Христиана осознала свою тактическую ошибку: в поединке с таким грозным противником ее и в самом деле не следовало допускать.
– Теперь моя очередь, – проговорила она, – повторить ваши слова, сударь: я не хотела вас оскорбить.
– Оставим это, – холодно отозвался Самуил. – Сейчас, сударыня, нам пора проститься. Я положил себе предстать перед вами не раньше чем вы сами звоном колокольчика призовете к себе вашего покорнейшего слугу. Не беспокойтесь: я, знаете ли, никогда не забываю ни одного из своих обещаний.
– Как? Ни одного? – прошептала Христиана.
– Ни одного, сударыня! – повторил он, и угроза вновь зазвучала в его голосе. – Во всем, что касается обещаний и клятв, я имею такое несчастье или, если угодно, порок, как беспощадная память. Гретхен, надо полагать, кое-что рассказала вам об этом?

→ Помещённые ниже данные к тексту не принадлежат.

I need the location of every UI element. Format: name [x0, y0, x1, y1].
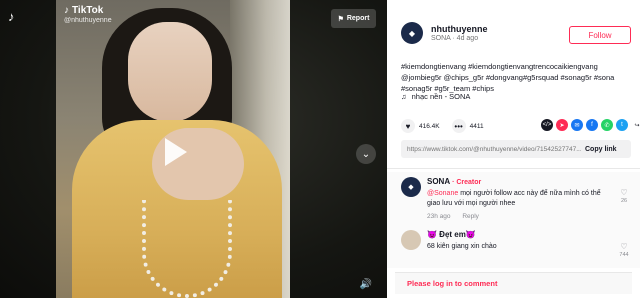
comment-item: ◆ SONA · Creator @Sonane mọi người follo… — [401, 177, 615, 220]
comment-avatar[interactable]: ◆ — [401, 177, 421, 197]
comment-item: 😈 Đẹt em😈 68 kiên giang xin chào — [401, 230, 615, 252]
music-info[interactable]: ♫ nhạc nền - SONA — [401, 92, 470, 101]
watermark-title: TikTok — [72, 5, 104, 16]
reply-button[interactable]: Reply — [462, 213, 479, 220]
video-watermark: ♪ TikTok @nhuthuyenne — [64, 5, 112, 24]
comment-count: 4411 — [469, 122, 484, 130]
volume-icon[interactable]: 🔊 — [358, 276, 374, 292]
heart-icon[interactable]: ♥ — [401, 119, 415, 133]
twitter-icon[interactable]: t — [616, 119, 628, 131]
comment-mention[interactable]: @Sonane — [427, 190, 458, 197]
comment-like[interactable]: ♡ 744 — [617, 242, 631, 258]
login-to-comment[interactable]: Please log in to comment — [395, 272, 632, 294]
comment-text: 68 kiên giang xin chào — [427, 243, 497, 250]
video-scene-face — [128, 22, 212, 122]
music-note-icon: ♫ — [401, 92, 407, 101]
comment-author[interactable]: 😈 Đẹt em😈 — [427, 230, 615, 239]
flag-icon: ⚑ — [337, 15, 344, 23]
author-meta: SONA · 4d ago — [431, 35, 479, 42]
share-more-icon[interactable]: ↪ — [631, 119, 640, 131]
heart-outline-icon[interactable]: ♡ — [620, 242, 627, 251]
embed-icon[interactable]: </> — [541, 119, 553, 131]
comment-avatar[interactable] — [401, 230, 421, 250]
tiktok-logo-icon[interactable]: ♪ — [8, 9, 22, 24]
author-username[interactable]: nhuthuyenne — [431, 24, 488, 34]
video-details-panel: ◆ nhuthuyenne SONA · 4d ago Follow #kiem… — [387, 0, 640, 298]
comment-text: @Sonane mọi người follow acc này để nữa … — [427, 189, 615, 209]
author-avatar[interactable]: ◆ — [401, 22, 423, 44]
copy-link-box: https://www.tiktok.com/@nhuthuyenne/vide… — [401, 140, 631, 158]
comment-like-count: 744 — [619, 252, 629, 258]
report-button[interactable]: ⚑ Report — [331, 9, 376, 28]
comments-list[interactable]: ◆ SONA · Creator @Sonane mọi người follo… — [387, 172, 640, 268]
video-player[interactable]: ♪ ♪ TikTok @nhuthuyenne ⚑ Report ⌄ 🔊 — [0, 0, 387, 298]
creator-badge: · Creator — [452, 179, 482, 186]
facebook-icon[interactable]: f — [586, 119, 598, 131]
watermark-user: @nhuthuyenne — [64, 17, 112, 24]
video-link-url[interactable]: https://www.tiktok.com/@nhuthuyenne/vide… — [401, 146, 581, 153]
copy-link-button[interactable]: Copy link — [585, 146, 617, 153]
report-label: Report — [346, 15, 370, 22]
video-description: #kiemdongtienvang #kiemdongtienvangtrenc… — [401, 62, 615, 93]
comment-author[interactable]: SONA — [427, 177, 450, 186]
video-scene-pearls — [142, 200, 232, 298]
comment-like[interactable]: ♡ 26 — [617, 188, 631, 204]
watermark-logo-icon: ♪ — [64, 5, 69, 16]
follow-button[interactable]: Follow — [569, 26, 631, 44]
comment-icon[interactable]: ••• — [451, 119, 466, 133]
messenger-icon[interactable]: ✉ — [571, 119, 583, 131]
chevron-down-icon[interactable]: ⌄ — [356, 144, 376, 164]
engagement-bar: ♥ 416.4K ••• 4411 — [401, 119, 496, 133]
like-count: 416.4K — [419, 122, 440, 130]
heart-outline-icon[interactable]: ♡ — [620, 188, 627, 197]
comment-like-count: 26 — [620, 198, 628, 204]
share-icons: </> ➤ ✉ f ✆ t ↪ — [541, 119, 640, 131]
send-icon[interactable]: ➤ — [556, 119, 568, 131]
music-title[interactable]: nhạc nền - SONA — [412, 92, 471, 101]
author-info[interactable]: ◆ nhuthuyenne SONA · 4d ago — [401, 22, 488, 44]
whatsapp-icon[interactable]: ✆ — [601, 119, 613, 131]
comment-time: 23h ago — [427, 213, 451, 220]
play-icon[interactable] — [165, 138, 187, 166]
divider — [387, 168, 640, 169]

– Гретхен! – содрогнувшись, вскричала Христиана. – О сударь, как вы осмеливаетесь произнести это имя?
– Все, что было мною сделано, сударыня, я совершил исключительно из-за вас.
– Из-за меня?! Ах, сударь, не делайте из меня соучастницу, пусть даже невольную! В таком гнусном злодействе…
– Да, из-за вас, сударыня! – настаивал Самуил. – Чтобы доказать вам, что, когда я люблю и желаю, я иду до конца. То есть до преступления.
Но тут, к счастью для Христианы, охваченной смятением и ужасом, к ним возвратился Юлиус.
– Я поздравил с успехом твоих актеров и наших товарищей, – сказал он приятелю. – Теперь я весь в твоем распоряжении. До завтра, Самуил.
– Завтра, Юлиус, нас, вероятно, уже здесь не будет.
– Как? Вы возвращаетесь в Гейдельберг? – удивился Юлиус.
– Возможно.
– Надеюсь, ты не собираешься исполнить профессорские требования?
– О, разумеется, нет! Они сами примут наши условия.
– В добрый час, – вздохнул Юлиус. – Ну да все равно! Я постараюсь успеть сюда до вашего ухода, так что пока расстаюсь с тобой лишь до завтра.
– Прощайте, сударь, – сказала Христиана Самуилу.
И Самуил ответил:
– До свидания, сударыня.
Как вскоре оказалось, предположения Самуила не были излишне самонадеянными. На следующий день посланцы академического совета вернулись в сопровождении портного, башмачника и колбасника, тех самых, что избили достопочтенного Трихтера. Все требования студентов были выполнены, в том числе и денежная контрибуция. Три торговца принесли подобающие извинения от своего лица и от имени всех бюргеров.